O que acontece no sangue durante o exercício e como isso pode travar células de câncer
Pesquisa mostra que o corpo em movimento libera moléculas capazes de alterar o comportamento de células tumorais e proteger o DNA
A prática de exercícios físicos induz a liberação de substâncias bioativas na corrente sanguínea, como as mioquinas, que atuam diretamente no combate ao câncer. Essas moléculas alteram o microambiente tumoral, reduzem a proliferação celular e potencializam a ação do sistema imunológico, especialmente das células de defesa como as exterminadoras naturais (NK). Esse mecanismo biológico desacelera o avanço da doença, evidenciando o exercício como uma poderosa intervenção terapêutica complementar.

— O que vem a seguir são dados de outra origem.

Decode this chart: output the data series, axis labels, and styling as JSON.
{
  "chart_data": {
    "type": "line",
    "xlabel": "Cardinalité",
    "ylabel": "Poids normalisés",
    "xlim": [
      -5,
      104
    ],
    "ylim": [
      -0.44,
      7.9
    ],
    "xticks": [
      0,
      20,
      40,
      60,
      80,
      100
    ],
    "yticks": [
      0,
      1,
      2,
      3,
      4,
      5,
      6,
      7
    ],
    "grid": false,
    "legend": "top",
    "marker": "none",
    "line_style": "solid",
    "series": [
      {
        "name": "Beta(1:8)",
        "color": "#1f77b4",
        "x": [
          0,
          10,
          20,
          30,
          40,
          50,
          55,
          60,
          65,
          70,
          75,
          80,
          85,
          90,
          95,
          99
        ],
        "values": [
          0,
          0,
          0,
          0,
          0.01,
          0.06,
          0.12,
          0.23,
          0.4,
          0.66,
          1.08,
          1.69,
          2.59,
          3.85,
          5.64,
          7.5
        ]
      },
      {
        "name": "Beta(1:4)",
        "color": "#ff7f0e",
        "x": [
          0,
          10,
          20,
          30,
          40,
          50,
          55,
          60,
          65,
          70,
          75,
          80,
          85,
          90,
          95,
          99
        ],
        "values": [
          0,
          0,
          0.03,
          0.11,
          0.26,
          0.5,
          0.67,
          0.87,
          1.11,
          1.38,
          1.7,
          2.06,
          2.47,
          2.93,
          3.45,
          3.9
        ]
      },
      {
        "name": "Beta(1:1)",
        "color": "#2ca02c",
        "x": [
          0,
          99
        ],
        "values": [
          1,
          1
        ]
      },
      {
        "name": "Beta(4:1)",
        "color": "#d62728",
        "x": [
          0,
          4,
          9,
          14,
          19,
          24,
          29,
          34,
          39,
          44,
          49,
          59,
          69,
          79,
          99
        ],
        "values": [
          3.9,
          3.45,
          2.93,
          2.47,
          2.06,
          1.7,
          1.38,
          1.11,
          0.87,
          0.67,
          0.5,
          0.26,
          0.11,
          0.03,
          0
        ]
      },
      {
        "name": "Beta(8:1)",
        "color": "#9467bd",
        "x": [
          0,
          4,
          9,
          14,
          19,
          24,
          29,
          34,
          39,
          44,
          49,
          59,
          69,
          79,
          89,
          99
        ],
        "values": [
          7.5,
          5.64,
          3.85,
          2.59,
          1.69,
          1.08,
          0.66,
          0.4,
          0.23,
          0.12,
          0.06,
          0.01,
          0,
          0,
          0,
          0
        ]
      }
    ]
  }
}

Durante muito tempo, ouvir que a atividade física previne doenças soava como um conselho genérico. Era muito comum ouvir que faz bem para tudo, não havia explicação do real motivo. Contudo, a ciência finalmente começou a preencher esse vazio com dados surpreendentes.
Um estudo publicado no International Journal of Cancer revelou que o treino não age apenas de forma indireta, como no controle do peso. Isso porque, o movimento muda diretamente o que circula no nosso sangue. E essas transformações conseguem conversar frente a frente com células tumorais.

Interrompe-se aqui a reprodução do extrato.